L'ultima ManifestAzione di quest'anno è stata ospitata nella piazzetta della circoscrizione di Ravina, in partnership con la Giornata del Riuso. In questo articolo, oltre a un'intervista a Maria Camilla Giuliani, presidente della circoscrizione, ci sono le storie dei produttori che il 6 novembre sono venuti a Ravina.

Da una quindicina d’anni, un gruppo di volontarie di Ravina si spende ogni sabato per sei mesi, tre in primavera e tre in autunno, per organizzare la Giornata del Riuso. Sabato 6 novembre la ManifestAzione dell’ecosportello Fa’ la cosa giusta! Trento è stata ospitata nella piazzetta della circoscrizione, dietro la chiesa di Ravina. All’interno dell’edificio della circoscrizione veniva organizzata invece la Giornata del Riuso, che si svolgerà anche sabato 13 novembre (l’ultimo appuntamento prima dell’inverno). 

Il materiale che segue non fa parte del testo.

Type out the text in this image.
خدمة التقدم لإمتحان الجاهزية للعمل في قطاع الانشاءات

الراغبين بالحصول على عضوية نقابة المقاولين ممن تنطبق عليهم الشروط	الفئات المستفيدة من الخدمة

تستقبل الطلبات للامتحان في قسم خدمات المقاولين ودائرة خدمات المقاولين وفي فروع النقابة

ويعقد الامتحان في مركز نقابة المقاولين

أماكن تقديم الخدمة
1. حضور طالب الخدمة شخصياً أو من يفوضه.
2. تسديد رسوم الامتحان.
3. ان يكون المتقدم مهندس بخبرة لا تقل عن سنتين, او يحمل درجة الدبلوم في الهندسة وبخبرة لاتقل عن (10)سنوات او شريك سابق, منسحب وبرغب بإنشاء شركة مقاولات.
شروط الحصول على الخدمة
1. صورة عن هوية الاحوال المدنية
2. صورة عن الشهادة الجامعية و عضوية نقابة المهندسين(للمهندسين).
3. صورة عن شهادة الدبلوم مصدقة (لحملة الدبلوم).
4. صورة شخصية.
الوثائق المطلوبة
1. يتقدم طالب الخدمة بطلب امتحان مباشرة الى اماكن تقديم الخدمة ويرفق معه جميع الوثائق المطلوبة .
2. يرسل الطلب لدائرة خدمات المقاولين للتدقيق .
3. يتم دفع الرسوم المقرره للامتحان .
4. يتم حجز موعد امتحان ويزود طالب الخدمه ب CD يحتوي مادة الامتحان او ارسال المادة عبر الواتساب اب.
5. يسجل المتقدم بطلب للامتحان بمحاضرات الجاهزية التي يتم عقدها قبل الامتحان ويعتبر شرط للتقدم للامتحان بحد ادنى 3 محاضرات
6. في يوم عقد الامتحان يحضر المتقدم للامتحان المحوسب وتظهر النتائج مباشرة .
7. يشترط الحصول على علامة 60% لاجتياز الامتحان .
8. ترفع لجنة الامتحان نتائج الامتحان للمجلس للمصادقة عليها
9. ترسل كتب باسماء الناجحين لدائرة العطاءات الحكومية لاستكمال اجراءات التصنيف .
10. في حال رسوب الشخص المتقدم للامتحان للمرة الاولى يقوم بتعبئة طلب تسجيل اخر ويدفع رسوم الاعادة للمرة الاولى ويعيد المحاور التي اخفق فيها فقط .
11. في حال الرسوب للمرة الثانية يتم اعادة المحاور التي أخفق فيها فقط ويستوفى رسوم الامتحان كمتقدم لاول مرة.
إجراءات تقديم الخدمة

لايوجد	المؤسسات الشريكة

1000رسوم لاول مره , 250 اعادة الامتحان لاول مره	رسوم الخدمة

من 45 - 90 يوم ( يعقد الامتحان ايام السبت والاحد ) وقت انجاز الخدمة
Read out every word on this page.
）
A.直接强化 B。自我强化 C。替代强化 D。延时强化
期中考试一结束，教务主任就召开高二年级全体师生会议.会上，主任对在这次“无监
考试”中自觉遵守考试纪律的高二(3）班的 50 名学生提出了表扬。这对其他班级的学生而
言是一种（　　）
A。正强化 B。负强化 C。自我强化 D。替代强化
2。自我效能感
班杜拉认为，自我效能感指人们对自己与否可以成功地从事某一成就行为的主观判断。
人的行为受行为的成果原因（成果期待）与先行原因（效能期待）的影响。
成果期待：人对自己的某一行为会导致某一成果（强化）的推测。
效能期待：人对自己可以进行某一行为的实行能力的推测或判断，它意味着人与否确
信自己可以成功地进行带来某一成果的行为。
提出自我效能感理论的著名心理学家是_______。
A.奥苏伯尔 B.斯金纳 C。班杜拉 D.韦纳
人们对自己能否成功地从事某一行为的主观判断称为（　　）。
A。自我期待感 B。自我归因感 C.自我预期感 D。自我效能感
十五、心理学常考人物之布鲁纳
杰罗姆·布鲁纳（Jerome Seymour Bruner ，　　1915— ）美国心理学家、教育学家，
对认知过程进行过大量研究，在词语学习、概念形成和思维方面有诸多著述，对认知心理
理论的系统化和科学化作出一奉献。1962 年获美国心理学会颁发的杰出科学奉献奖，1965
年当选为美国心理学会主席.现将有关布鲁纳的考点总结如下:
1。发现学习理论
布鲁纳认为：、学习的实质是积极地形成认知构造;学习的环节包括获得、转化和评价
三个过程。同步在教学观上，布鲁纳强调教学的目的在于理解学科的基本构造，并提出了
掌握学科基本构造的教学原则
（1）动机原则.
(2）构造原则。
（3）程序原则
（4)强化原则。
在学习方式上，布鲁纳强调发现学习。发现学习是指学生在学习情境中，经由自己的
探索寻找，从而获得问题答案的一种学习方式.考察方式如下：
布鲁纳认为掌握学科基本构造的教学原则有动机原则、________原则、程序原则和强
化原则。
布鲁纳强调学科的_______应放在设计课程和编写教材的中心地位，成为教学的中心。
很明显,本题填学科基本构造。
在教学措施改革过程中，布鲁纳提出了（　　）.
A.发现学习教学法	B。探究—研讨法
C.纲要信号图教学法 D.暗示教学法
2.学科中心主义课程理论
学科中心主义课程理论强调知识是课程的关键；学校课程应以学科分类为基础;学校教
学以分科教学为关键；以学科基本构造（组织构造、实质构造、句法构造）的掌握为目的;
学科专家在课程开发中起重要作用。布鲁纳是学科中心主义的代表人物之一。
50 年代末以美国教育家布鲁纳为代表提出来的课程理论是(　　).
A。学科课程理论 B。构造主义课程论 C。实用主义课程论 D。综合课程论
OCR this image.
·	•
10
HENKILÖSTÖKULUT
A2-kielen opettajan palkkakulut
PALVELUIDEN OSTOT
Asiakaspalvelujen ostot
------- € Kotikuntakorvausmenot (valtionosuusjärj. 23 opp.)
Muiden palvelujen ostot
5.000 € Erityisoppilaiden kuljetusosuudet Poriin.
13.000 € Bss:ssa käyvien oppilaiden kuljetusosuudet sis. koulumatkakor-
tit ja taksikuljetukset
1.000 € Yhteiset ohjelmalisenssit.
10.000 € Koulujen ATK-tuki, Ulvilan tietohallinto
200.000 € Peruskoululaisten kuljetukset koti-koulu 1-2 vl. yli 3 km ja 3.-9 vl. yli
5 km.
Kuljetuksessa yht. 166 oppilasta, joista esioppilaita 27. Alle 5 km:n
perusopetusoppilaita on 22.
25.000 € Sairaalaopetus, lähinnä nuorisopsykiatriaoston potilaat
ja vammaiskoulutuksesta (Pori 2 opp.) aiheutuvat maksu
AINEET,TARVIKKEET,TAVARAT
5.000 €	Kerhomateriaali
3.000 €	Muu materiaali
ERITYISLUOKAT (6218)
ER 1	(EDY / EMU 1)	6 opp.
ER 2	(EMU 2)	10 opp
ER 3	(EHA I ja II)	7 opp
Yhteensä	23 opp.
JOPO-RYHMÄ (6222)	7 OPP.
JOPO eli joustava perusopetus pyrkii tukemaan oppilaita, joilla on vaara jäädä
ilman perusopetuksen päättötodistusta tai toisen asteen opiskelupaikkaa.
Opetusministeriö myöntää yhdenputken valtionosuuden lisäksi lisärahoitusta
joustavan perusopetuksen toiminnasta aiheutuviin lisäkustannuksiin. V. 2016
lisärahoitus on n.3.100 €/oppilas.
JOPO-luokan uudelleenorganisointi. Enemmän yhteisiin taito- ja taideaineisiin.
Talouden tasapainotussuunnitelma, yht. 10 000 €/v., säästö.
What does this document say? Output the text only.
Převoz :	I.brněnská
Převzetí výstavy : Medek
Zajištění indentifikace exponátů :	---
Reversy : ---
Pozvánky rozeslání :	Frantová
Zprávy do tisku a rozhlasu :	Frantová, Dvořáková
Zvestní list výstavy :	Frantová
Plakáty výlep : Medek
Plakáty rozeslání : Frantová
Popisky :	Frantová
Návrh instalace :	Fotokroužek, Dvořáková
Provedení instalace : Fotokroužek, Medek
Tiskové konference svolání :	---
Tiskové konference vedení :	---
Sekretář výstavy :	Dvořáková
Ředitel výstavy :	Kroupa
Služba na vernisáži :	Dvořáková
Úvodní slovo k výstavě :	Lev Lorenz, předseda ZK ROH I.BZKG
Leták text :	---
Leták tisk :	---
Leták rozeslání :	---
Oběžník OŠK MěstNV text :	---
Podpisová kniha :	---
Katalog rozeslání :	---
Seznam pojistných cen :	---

Chi sono le volontarie delle Giornate del Riuso? E che cosa si fa in queste Giornate?

È Maria Camilla Giuliani, presidente della circoscrizione di Ravina-Romagnano, l’anima delle Giornate del Riuso. Assieme a lei, però, c’è un gruppo di diciotto volontarie che tra settembre, ottobre e novembre (in autunno) e tra marzo, aprile e maggio (in primavera) curano un momento che, oltre a promuovere il riuso, permette di aiutare le persone in difficoltà che devono fare il “cambio armadio”. Tutto, infatti, è preso e lasciato a titolo gratuito. 

“Il contesto di Fa’ la cosa giusta è perfetto”, spiega Giuliani. “Per noi, fare la cosa giusta significa promuovere il riuso: lo facciamo con queste giornate ma anche con una serie di interventi nelle scuole. Quest’anno partirà anche un orto sinergico che cureremo con i bambini, finanziato da un bando della Fondazione Crosina Sartori Cloch”. 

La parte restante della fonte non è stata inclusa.